Second, we consider the model constructed using only customers who purchased wear items. Since partial regression coefficient of whether customer purchase discount items is positive, it is considered effective as measure to encourage repurchase recommending discount items of wear items at the first purchase. Regarding that the partial regression coefficient of the browsing frequency of management golf score page at the first purchase date is positive, it is inferred that customer using the score management function of the EC site during the period until the first purchase or is interested in the score management function repurchased. Considering that the EC site provides score management app, it seems that concentrating on product recommendation in the app will lead to a reduction of defection rate.

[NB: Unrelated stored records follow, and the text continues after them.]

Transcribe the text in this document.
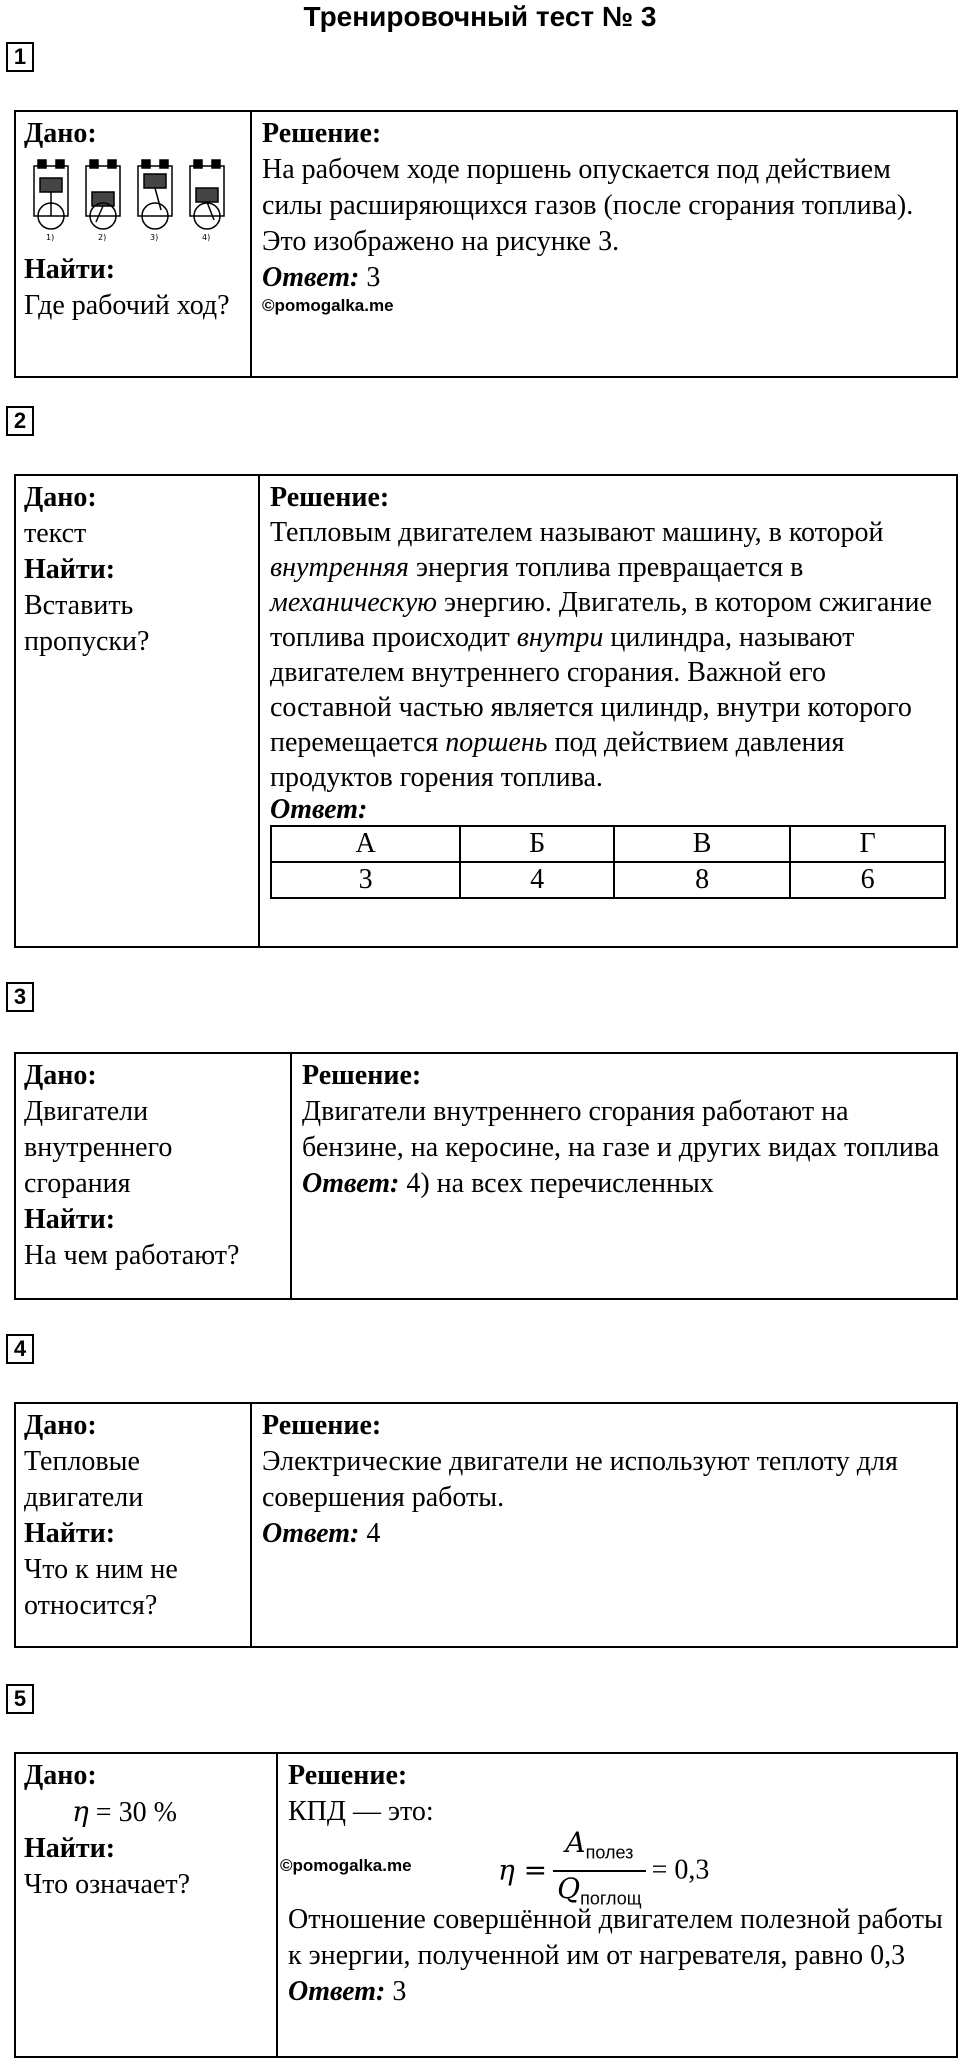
Тренировочный тест № 3
1
Дано:
1)	2)	3)	4)
Найти:
Где рабочий ход?
Решение:
На рабочем ходе поршень опускается под действием силы расширяющихся газов (после сгорания топлива). Это изображено на рисунке 3.
Ответ: 3
©pomogalka.me
2
Дано:
текст
Найти:
Вставить пропуски?
Решение:
Тепловым двигателем называют машину, в которой внутренняя энергия топлива превращается в механическую энергию. Двигатель, в котором сжигание топлива происходит внутри цилиндра, называют двигателем внутреннего сгорания. Важной его составной частью является цилиндр, внутри которого перемещается поршень под действием давления продуктов горения топлива.
Ответ:
А	Б	В	Г
3	4	8	6
3
Дано:
Двигатели внутреннего сгорания
Найти:
На чем работают?
Решение:
Двигатели внутреннего сгорания работают на бензине, на керосине, на газе и других видах топлива
Ответ: 4) на всех перечисленных
4
Дано:
Тепловые двигатели
Найти:
Что к ним не относится?
Решение:
Электрические двигатели не используют теплоту для совершения работы.
Ответ: 4
5
Дано:
η = 30 %
Найти:
Что означает?
Решение:
КПД — это:
©pomogalka.me	$\eta = \frac{A_{полез}}{Q_{поглощ}} = 0,3$
Отношение совершённой двигателем полезной работы к энергии, полученной им от нагревателя, равно 0,3
Ответ: 3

Third, we consider the model constructed using only customers who purchased club items. It seems that the customer purchased high price club or didn’t purchase used clubs repurchased. In other words, with respect to purchasing of clubs, a reduction of defection rate is expected by recommending without limiting price.

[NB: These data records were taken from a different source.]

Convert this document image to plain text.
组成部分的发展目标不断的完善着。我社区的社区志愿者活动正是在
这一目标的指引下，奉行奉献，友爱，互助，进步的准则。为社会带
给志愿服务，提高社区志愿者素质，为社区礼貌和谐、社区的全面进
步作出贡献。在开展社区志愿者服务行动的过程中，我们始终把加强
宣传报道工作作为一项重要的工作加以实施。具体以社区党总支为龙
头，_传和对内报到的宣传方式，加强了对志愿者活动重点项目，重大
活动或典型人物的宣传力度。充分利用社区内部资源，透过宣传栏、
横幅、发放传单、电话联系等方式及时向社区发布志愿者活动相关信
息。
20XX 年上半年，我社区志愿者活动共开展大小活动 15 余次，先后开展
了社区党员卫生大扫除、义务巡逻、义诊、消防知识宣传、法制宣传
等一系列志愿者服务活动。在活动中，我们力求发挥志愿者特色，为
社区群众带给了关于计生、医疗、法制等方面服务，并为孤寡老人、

Finally, we consider the model constructed using only customers who purchased accessory items. We can observe that customers who purchased for the first time immediately after membership registration are leading to repurchase. From this result, in the purchasing accessory items whose average price is inexpensive compared to other item categories, it is considered as effective measure for reduction of defection rate that to urge early purchase after membership registration. In addition, since the partial regression coefficient of the browsing frequency of golf course reservation page is positive, the customer purchases inexpensive accessories items on the way to reserve a golf course repurchased. In other words, by recommending expendable items such as golf balls to the customer who is likely to reserve a golf course, customer retention can be expected. Moreover, since customers who browse pages other than shopping page much repurchased, it can be inferred that customers who purchased on impulse when visiting the EC site for purposes other than purchasing repurchased. Therefore, considering the low price of the accessory item, it seems that prompting unplanned purchasing promotes the acquisition of repeat customers.

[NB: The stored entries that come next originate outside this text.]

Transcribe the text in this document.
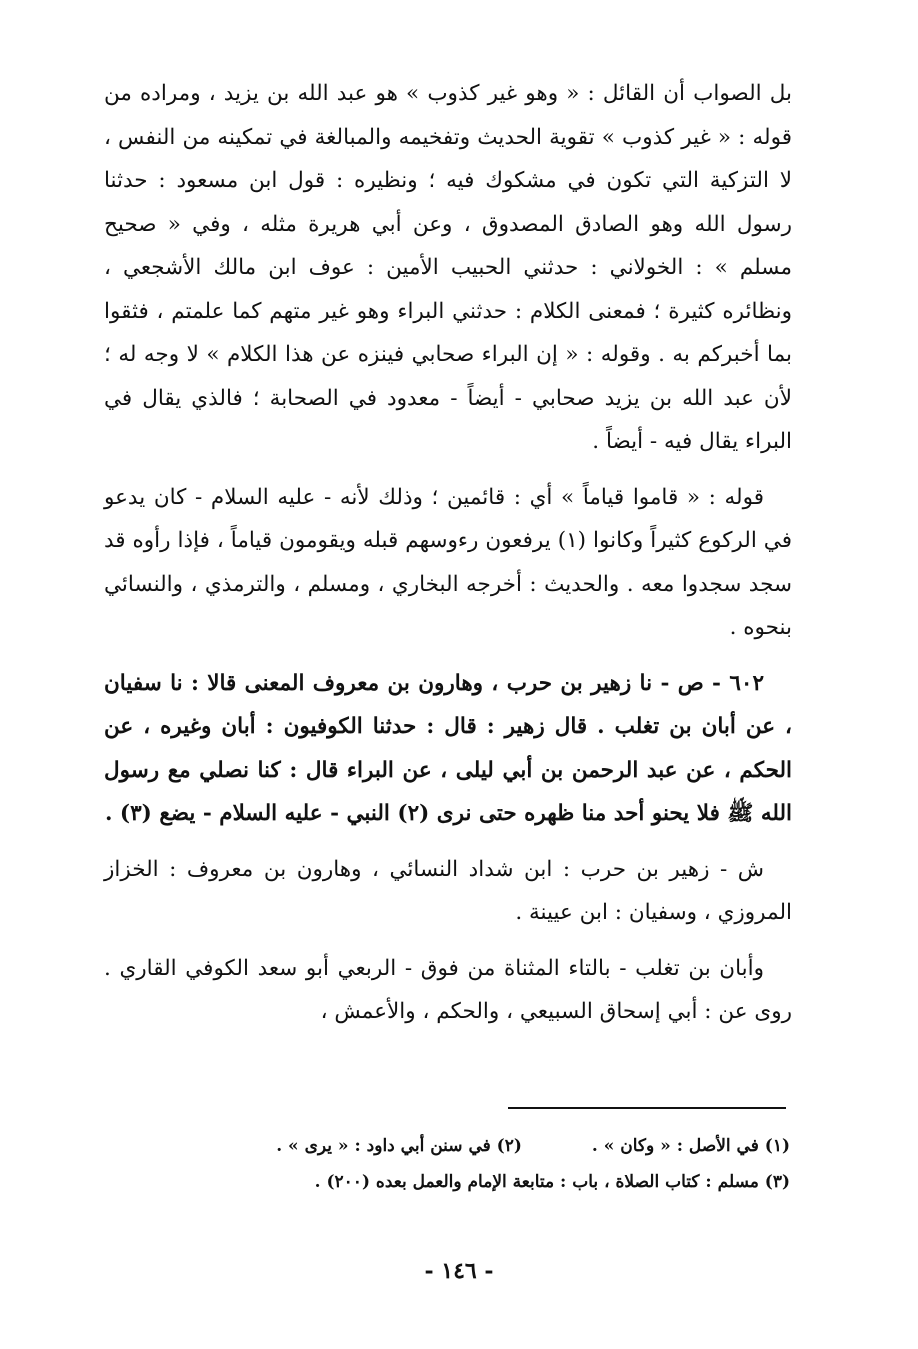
بل الصواب أن القائل : « وهو غير كذوب » هو عبد الله بن يزيد ، ومراده من قوله : « غير كذوب » تقوية الحديث وتفخيمه والمبالغة في تمكينه من النفس ، لا التزكية التي تكون في مشكوك فيه ؛ ونظيره : قول ابن مسعود : حدثنا رسول الله وهو الصادق المصدوق ، وعن أبي هريرة مثله ، وفي « صحيح مسلم » : الخولاني : حدثني الحبيب الأمين : عوف ابن مالك الأشجعي ، ونظائره كثيرة ؛ فمعنى الكلام : حدثني البراء وهو غير متهم كما علمتم ، فثقوا بما أخبركم به . وقوله : « إن البراء صحابي فينزه عن هذا الكلام » لا وجه له ؛ لأن عبد الله بن يزيد صحابي - أيضاً - معدود في الصحابة ؛ فالذي يقال في البراء يقال فيه - أيضاً .

قوله : « قاموا قياماً » أي : قائمين ؛ وذلك لأنه - عليه السلام - كان يدعو في الركوع كثيراً وكانوا (١) يرفعون رءوسهم قبله ويقومون قياماً ، فإذا رأوه قد سجد سجدوا معه . والحديث : أخرجه البخاري ، ومسلم ، والترمذي ، والنسائي بنحوه .

٦٠٢ - ص - نا زهير بن حرب ، وهارون بن معروف المعنى قالا : نا سفيان ، عن أبان بن تغلب . قال زهير : قال : حدثنا الكوفيون : أبان وغيره ، عن الحكم ، عن عبد الرحمن بن أبي ليلى ، عن البراء قال : كنا نصلي مع رسول الله ﷺ فلا يحنو أحد منا ظهره حتى نرى (٢) النبي - عليه السلام - يضع (٣) .

ش - زهير بن حرب : ابن شداد النسائي ، وهارون بن معروف : الخزاز المروزي ، وسفيان : ابن عيينة .

وأبان بن تغلب - بالتاء المثناة من فوق - الربعي أبو سعد الكوفي القاري . روى عن : أبي إسحاق السبيعي ، والحكم ، والأعمش ،

(١) في الأصل : « وكان » .
(٢) في سنن أبي داود : « يرى » .
(٣) مسلم : كتاب الصلاة ، باب : متابعة الإمام والعمل بعده (٢٠٠) .
- ١٤٦ -
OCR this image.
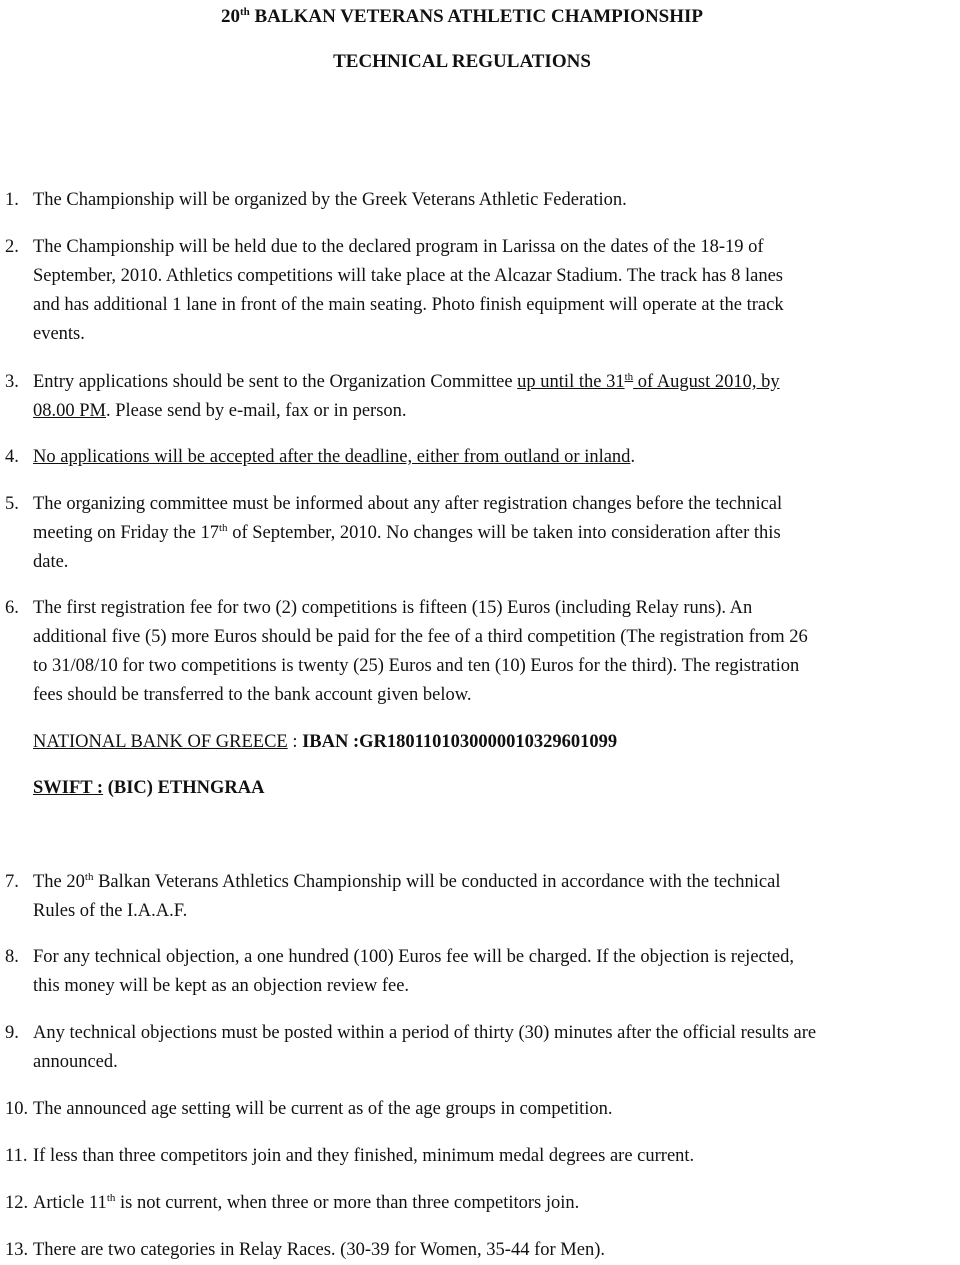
20th BALKAN VETERANS ATHLETIC CHAMPIONSHIP
TECHNICAL REGULATIONS
1. The Championship will be organized by the Greek Veterans Athletic Federation.
2. The Championship will be held due to the declared program in Larissa on the dates of the 18-19 of
September, 2010. Athletics competitions will take place at the Alcazar Stadium. The track has 8 lanes
and has additional 1 lane in front of the main seating. Photo finish equipment will operate at the track
events.
3. Entry applications should be sent to the Organization Committee up until the 31th of August 2010, by
08.00 PM. Please send by e-mail, fax or in person.
4. No applications will be accepted after the deadline, either from outland or inland.
5. The organizing committee must be informed about any after registration changes before the technical
meeting on Friday the 17th of September, 2010. No changes will be taken into consideration after this
date.
6. The first registration fee for two (2) competitions is fifteen (15) Euros (including Relay runs). An
additional five (5) more Euros should be paid for the fee of a third competition (The registration from 26
to 31/08/10 for two competitions is twenty (25) Euros and ten (10) Euros for the third). The registration
fees should be transferred to the bank account given below.
NATIONAL BANK OF GREECE : IBAN :GR1801101030000010329601099
SWIFT : (BIC) ETHNGRAA
7. The 20th Balkan Veterans Athletics Championship will be conducted in accordance with the technical
Rules of the I.A.A.F.
8. For any technical objection, a one hundred (100) Euros fee will be charged. If the objection is rejected,
this money will be kept as an objection review fee.
9. Any technical objections must be posted within a period of thirty (30) minutes after the official results are
announced.
10. The announced age setting will be current as of the age groups in competition.
11. If less than three competitors join and they finished, minimum medal degrees are current.
12. Article 11th is not current, when three or more than three competitors join.
13. There are two categories in Relay Races. (30-39 for Women, 35-44 for Men).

In addition, since partial regression coefficient of average number of page view at first purchase date is positive in all of the four models constructed, it seems that repurchase is promoted by implementing measures to make customer stay at the EC site as long as possible. Since partial regression coefficient of the number of login on the first purchase date is positive as well, we considered that customers who took a long time to purchase repurchased. From this, it seems that recommendations of similar items promote repurchase.

5 Conclusion

In this study, we extracted the characteristic of customers who repurchase and tried to propose marketing measures. Especially, we built model that predict repurchase within a certain period by binomial logistic regression analysis. As a result of model, we could clarified the characteristics related to repurchase. Moreover, we built models predicting repurchase focusing only customer who purchased each product category such as wear item, golf club item and accessory item at the time of first purchasing. As a result of these model, it was found that characteristic of customers who repurchase are different for each category and we could propose marketing measures to promote to repurchase in detail. However, the prediction accuracy of the constructed model in this research is not sufficient and there is room for improvement. We think that we can build a more precise prediction repurchase model by incorporating variables of behavior before and after the first purchase into the model.